Field Description The 40,000-acre Shoemaker Ridge field development area in Lee County, KY, operated by Bretagne, represents the southeast extension of the Big Sinking field.
The field was discovered in early 1900 and produces from three 800 to 1,200-ft-deep Silurian age zones. These three zones are known locally as the Corniferous first, second, and third pays and correspond to Upper and Lower Lockport and Keefer, respectively. The first pay is dolomitic and tight in the Shoemaker Ridge area where the reservoir is restricted to the second and third pays.
The second and third pay zones are basically sandstone depositions, which are calcitic or dolomitic in varying degrees and appear to be continuous over the entire field. In the Shoemaker Ridge area, the second pay zone is a microvugular sandy dolomite with occasionally dispersed shale. Second pay gross thickness is 20 to 30 ft.
The third pay zone is a dolomitic sandstone in the same porosity range as the second pay zone but generally is more fine-grained and has lower permeabilities. The gross thickness of the third pay is 30 ft in the Shoemaker Ridge area. The third pay is separated from the second pay in some places by a thin shaly barrier. However, a vertical hydrodynamic communication seems to exist between the second and third pay zones.

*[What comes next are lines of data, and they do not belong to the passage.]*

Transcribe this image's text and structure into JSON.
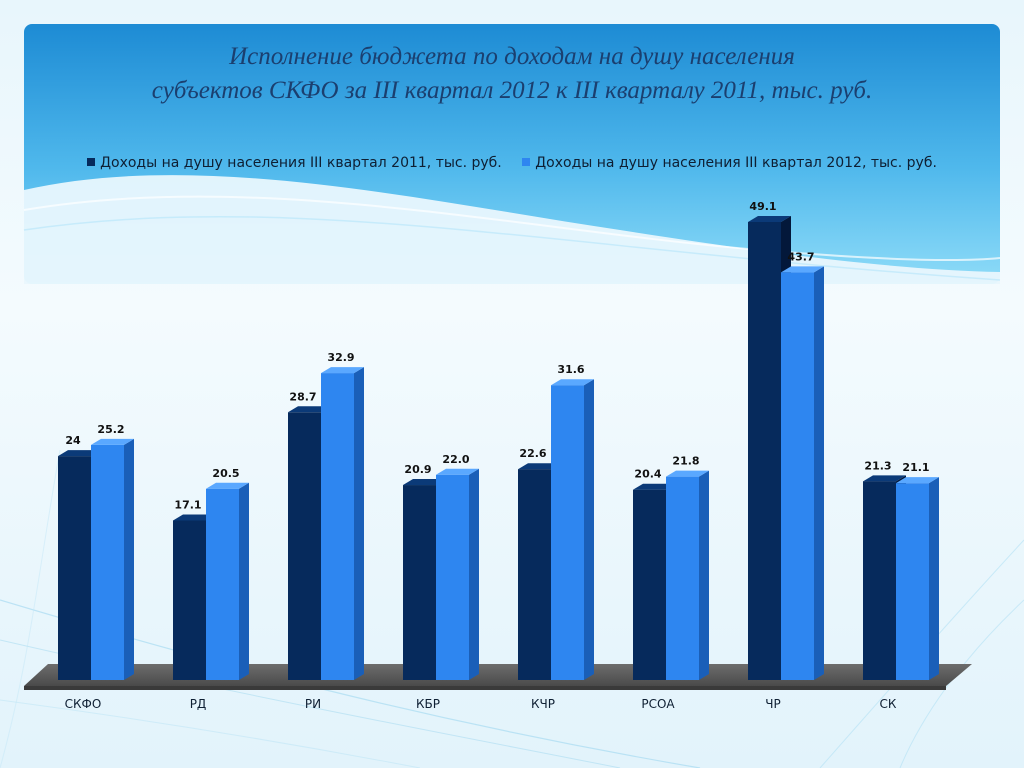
{
  "colors": {
    "series_2011": "#062a5c",
    "series_2012": "#2e86f0",
    "panel_top": "#1e8fd6",
    "panel_bottom": "#6fcff3"
  },
  "title": {
    "line1": "Исполнение бюджета по доходам на душу населения",
    "line2": "субъектов СКФО за III квартал 2012 к III кварталу 2011, тыс. руб."
  },
  "chart_data": {
    "type": "bar",
    "title": "Исполнение бюджета по доходам на душу населения субъектов СКФО за III квартал 2012 к III кварталу 2011, тыс. руб.",
    "categories": [
      "СКФО",
      "РД",
      "РИ",
      "КБР",
      "КЧР",
      "РСОА",
      "ЧР",
      "СК"
    ],
    "series": [
      {
        "name": "Доходы на душу населения III квартал 2011, тыс. руб.",
        "values": [
          24,
          17.1,
          28.7,
          20.9,
          22.6,
          20.4,
          49.1,
          21.3
        ],
        "labels": [
          "24",
          "17.1",
          "28.7",
          "20.9",
          "22.6",
          "20.4",
          "49.1",
          "21.3"
        ]
      },
      {
        "name": "Доходы на душу населения III квартал 2012, тыс. руб.",
        "values": [
          25.2,
          20.5,
          32.9,
          22.0,
          31.6,
          21.8,
          43.7,
          21.1
        ],
        "labels": [
          "25.2",
          "20.5",
          "32.9",
          "22.0",
          "31.6",
          "21.8",
          "43.7",
          "21.1"
        ]
      }
    ],
    "ylim": [
      0,
      52
    ],
    "legend": "top-center",
    "grid": false,
    "style": "3d-column"
  }
}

Because the area underwent many periods of extreme tectonic activity, the Shoemaker Ridge reservoirs have been faulted. Faulting has caused permeability and fluid flow restriction. Table 1 gives reservoir rock and fluid properties.
Production History Primary Production. More than 800 producing wells have been drilled in the Shoemaker Ridge area, giving an average areal spacing of 400 ft in developed areas. Every well was fractured to increase productivity. A high water cut (90%) was measured as soon as the wells produced because a mobile water saturation existed over the entire structure. This water cut remained steady with time and was not related to the withdrawal rate. Although a WOC was not identified, water saturation increased downdip, and mobile water saturation could be the result of capillary pressures. Mobile water saturation was also interpreted as the result of oil migration still taking place in this geographic area.
Figs. 1 and 2 represent a lease production in the Shoemaker field. A steep decline (caused by low permeability) from 20 to 1 bbl/D-well during the first 3 to 4 months is followed by a more gradual decline because of the influence of liberated gas.
Waterflooding. Initially, the main objective was to maintain pressure to increase oil recovery. Three pilots were designed in 1984 to experiment with waterflooding. Incremental oil recovery was expected to be similar to that obtained in other areas of the Big Sinking field, but performances were poor. Well fracturing that could have interconnected wells and thus caused nonreversible poor sweep efficiency was thought to be the reason for the poor performance.